Solutions and strategies:

ICT4D is a vibrant theme, but also quite complex, and with little awareness outside of specialist communities. Our first months of coverage have captured some of the best of existing citizen media writing. A next step would be to fill the gaps in coverage and language that we found. Some approaches:

Continued engagement: Much more can be written, with a focus on clarifying who the audiences are for content.

Popularizing complex ideas: much of the content of the GV posts is news for those who are not in the ICT space; for ICT experts, it has less to offer. How stories are reported is key. Strategies include:

  • Conducting interviews with experts and practitioners to simplify language and concepts for target audiences.
  • Finding a common language and platform for dialogue among people both in grassroots development and in ICT technology development.
  • Including writers from different perspectives and parts of the world.
  • Highlighting the work of interesting ICT projects.
  • Focusing on user experience and feedback.
John Liebhardt and Aparna Ray contributed to the observations and conclusions in this post.

11 comments

  • Ref This is an ongoing conversation, and we’ll be writing more in the coming weeks, so we welcome your comments and insights. If you’ve got suggestions for places to find conversations online that we haven’t covered, we’d appreciate the links.

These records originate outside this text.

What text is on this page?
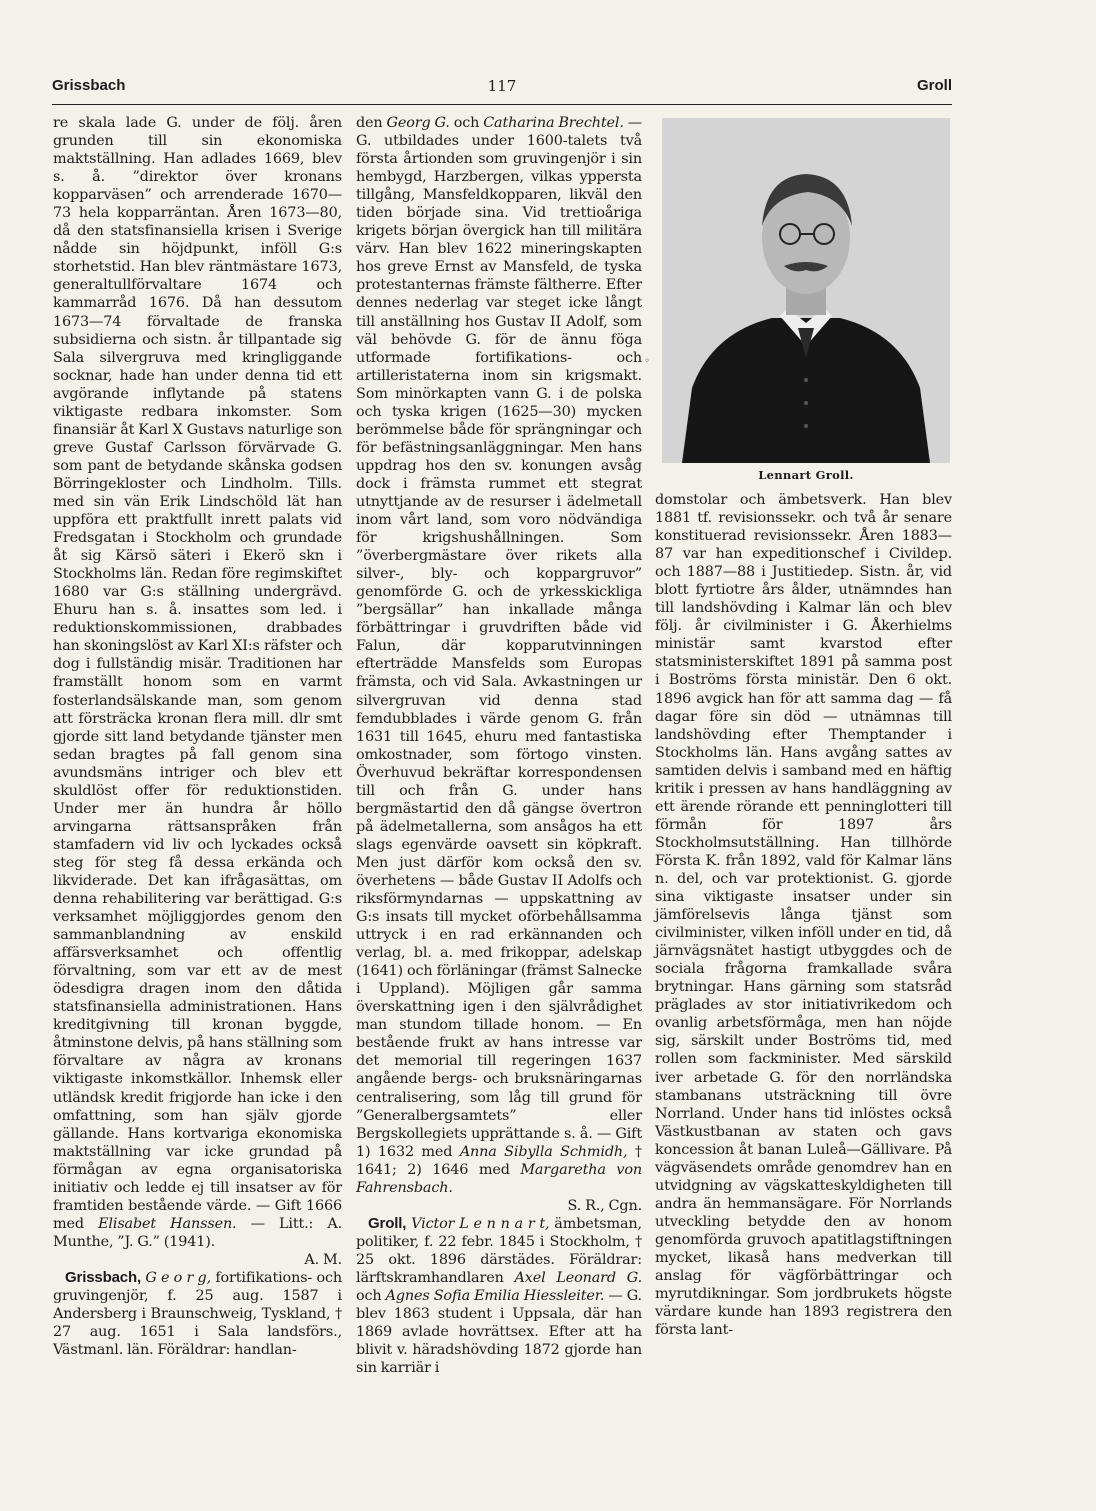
Grissbach	117	Groll

re skala lade G. under de följ. åren grunden till sin ekonomiska maktställning. Han adlades 1669, blev s. å. ”direktor över kronans kopparväsen” och arrenderade 1670—73 hela kopparräntan. Åren 1673—80, då den statsfinansiella krisen i Sverige nådde sin höjdpunkt, inföll G:s storhetstid. Han blev räntmästare 1673, generaltullförvaltare 1674 och kammarråd 1676. Då han dessutom 1673—74 förvaltade de franska subsidierna och sistn. år tillpantade sig Sala silvergruva med kringliggande socknar, hade han under denna tid ett avgörande inflytande på statens viktigaste redbara inkomster. Som finansiär åt Karl X Gustavs naturlige son greve Gustaf Carlsson förvärvade G. som pant de betydande skånska godsen Börringekloster och Lindholm. Tills. med sin vän Erik Lindschöld lät han uppföra ett praktfullt inrett palats vid Fredsgatan i Stockholm och grundade åt sig Kärsö säteri i Ekerö skn i Stockholms län. Redan före regimskiftet 1680 var G:s ställning undergrävd. Ehuru han s. å. insattes som led. i reduktionskommissionen, drabbades han skoningslöst av Karl XI:s räfster och dog i fullständig misär. Traditionen har framställt honom som en varmt fosterlandsälskande man, som genom att försträcka kronan flera mill. dlr smt gjorde sitt land betydande tjänster men sedan bragtes på fall genom sina avundsmäns intriger och blev ett skuldlöst offer för reduktionstiden. Under mer än hundra år höllo arvingarna rättsanspråken från stamfadern vid liv och lyckades också steg för steg få dessa erkända och likviderade. Det kan ifrågasättas, om denna rehabilitering var berättigad. G:s verksamhet möjliggjordes genom den sammanblandning av enskild affärsverksamhet och offentlig förvaltning, som var ett av de mest ödesdigra dragen inom den dåtida statsfinansiella administrationen. Hans kreditgivning till kronan byggde, åtminstone delvis, på hans ställning som förvaltare av några av kronans viktigaste inkomstkällor. Inhemsk eller utländsk kredit frigjorde han icke i den omfattning, som han själv gjorde gällande. Hans kortvariga ekonomiska maktställning var icke grundad på förmågan av egna organisatoriska initiativ och ledde ej till insatser av för framtiden bestående värde. — Gift 1666 med Elisabet Hanssen. — Litt.: A. Munthe, ”J. G.” (1941).
A. M.

Grissbach, G e o r g, fortifikations- och gruvingenjör, f. 25 aug. 1587 i Andersberg i Braunschweig, Tyskland, † 27 aug. 1651 i Sala landsförs., Västmanl. län. Föräldrar: handlan-

den Georg G. och Catharina Brechtel. — G. utbildades under 1600-talets två första årtionden som gruvingenjör i sin hembygd, Harzbergen, vilkas yppersta tillgång, Mansfeldkopparen, likväl den tiden började sina. Vid trettioåriga krigets början övergick han till militära värv. Han blev 1622 mineringskapten hos greve Ernst av Mansfeld, de tyska protestanternas främste fältherre. Efter dennes nederlag var steget icke långt till anställning hos Gustav II Adolf, som väl behövde G. för de ännu föga utformade fortifikations- och artilleristaterna inom sin krigsmakt. Som minörkapten vann G. i de polska och tyska krigen (1625—30) mycken berömmelse både för sprängningar och för befästningsanläggningar. Men hans uppdrag hos den sv. konungen avsåg dock i främsta rummet ett stegrat utnyttjande av de resurser i ädelmetall inom vårt land, som voro nödvändiga för krigshushållningen. Som ”överbergmästare över rikets alla silver-, bly- och koppargruvor” genomförde G. och de yrkesskickliga ”bergsällar” han inkallade många förbättringar i gruvdriften både vid Falun, där kopparutvinningen efterträdde Mansfelds som Europas främsta, och vid Sala. Avkastningen ur silvergruvan vid denna stad femdubblades i värde genom G. från 1631 till 1645, ehuru med fantastiska omkostnader, som förtogo vinsten. Överhuvud bekräftar korrespondensen till och från G. under hans bergmästartid den då gängse övertron på ädelmetallerna, som ansågos ha ett slags egenvärde oavsett sin köpkraft. Men just därför kom också den sv. överhetens — både Gustav II Adolfs och riksförmyndarnas — uppskattning av G:s insats till mycket oförbehållsamma uttryck i en rad erkännanden och verlag, bl. a. med frikoppar, adelskap (1641) och förläningar (främst Salnecke i Uppland). Möjligen går samma överskattning igen i den självrådighet man stundom tillade honom. — En bestående frukt av hans intresse var det memorial till regeringen 1637 angående bergs- och bruksnäringarnas centralisering, som låg till grund för ”Generalbergsamtets” eller Bergskollegiets upprättande s. å. — Gift 1) 1632 med Anna Sibylla Schmidh, † 1641; 2) 1646 med Margaretha von Fahrensbach.
S. R., Cgn.

Groll, Victor L e n n a r t, ämbetsman, politiker, f. 22 febr. 1845 i Stockholm, † 25 okt. 1896 därstädes. Föräldrar: lärftskramhandlaren Axel Leonard G. och Agnes Sofia Emilia Hiessleiter. — G. blev 1863 student i Uppsala, där han 1869 avlade hovrättsex. Efter att ha blivit v. häradshövding 1872 gjorde han sin karriär i

◦
Lennart Groll.

domstolar och ämbetsverk. Han blev 1881 tf. revisionssekr. och två år senare konstituerad revisionssekr. Åren 1883—87 var han expeditionschef i Civildep. och 1887—88 i Justitiedep. Sistn. år, vid blott fyrtiotre års ålder, utnämndes han till landshövding i Kalmar län och blev följ. år civilminister i G. Åkerhielms ministär samt kvarstod efter statsministerskiftet 1891 på samma post i Boströms första ministär. Den 6 okt. 1896 avgick han för att samma dag — få dagar före sin död — utnämnas till landshövding efter Themptander i Stockholms län. Hans avgång sattes av samtiden delvis i samband med en häftig kritik i pressen av hans handläggning av ett ärende rörande ett penninglotteri till förmån för 1897 års Stockholmsutställning. Han tillhörde Första K. från 1892, vald för Kalmar läns n. del, och var protektionist. G. gjorde sina viktigaste insatser under sin jämförelsevis långa tjänst som civilminister, vilken inföll under en tid, då järnvägsnätet hastigt utbyggdes och de sociala frågorna framkallade svåra brytningar. Hans gärning som statsråd präglades av stor initiativrikedom och ovanlig arbetsförmåga, men han nöjde sig, särskilt under Boströms tid, med rollen som fackminister. Med särskild iver arbetade G. för den norrländska stambanans utsträckning till övre Norrland. Under hans tid inlöstes också Västkustbanan av staten och gavs koncession åt banan Luleå—Gällivare. På vägväsendets område genomdrev han en utvidgning av vägskatteskyldigheten till andra än hemmansägare. För Norrlands utveckling betydde den av honom genomförda gruvoch apatitlagstiftningen mycket, likaså hans medverkan till anslag för vägförbättringar och myrutdikningar. Som jordbrukets högste värdare kunde han 1893 registrera den första lant-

    I would like to introduce the dadamac community http://www.dadamac.net/about and the blogs at http://www.dadamac.net. Our ICT4D approach is largely concerned with effective collaboration between “people at the grass roots” and “outsiders” thanks to the Internet. We believe effective ICT4D will be about long-term comparatively low-visibility high-trust inter-personal collaborations (ie the opposite of short-term high-visibility good-photo-opportunity top-down projects.)

    We know ICT can enable effective two-way communication between people who previously could only collaborate face to face – but now can work at a distance as in the blog “Photo feedback loop” http://www.dadamac.net/blog/20100209/photo-feedback-loop. We are working to make that feedback loop increasingly effective and increasingly available to others.

    We welcome this opportunity to be more closely connected with Global Voices.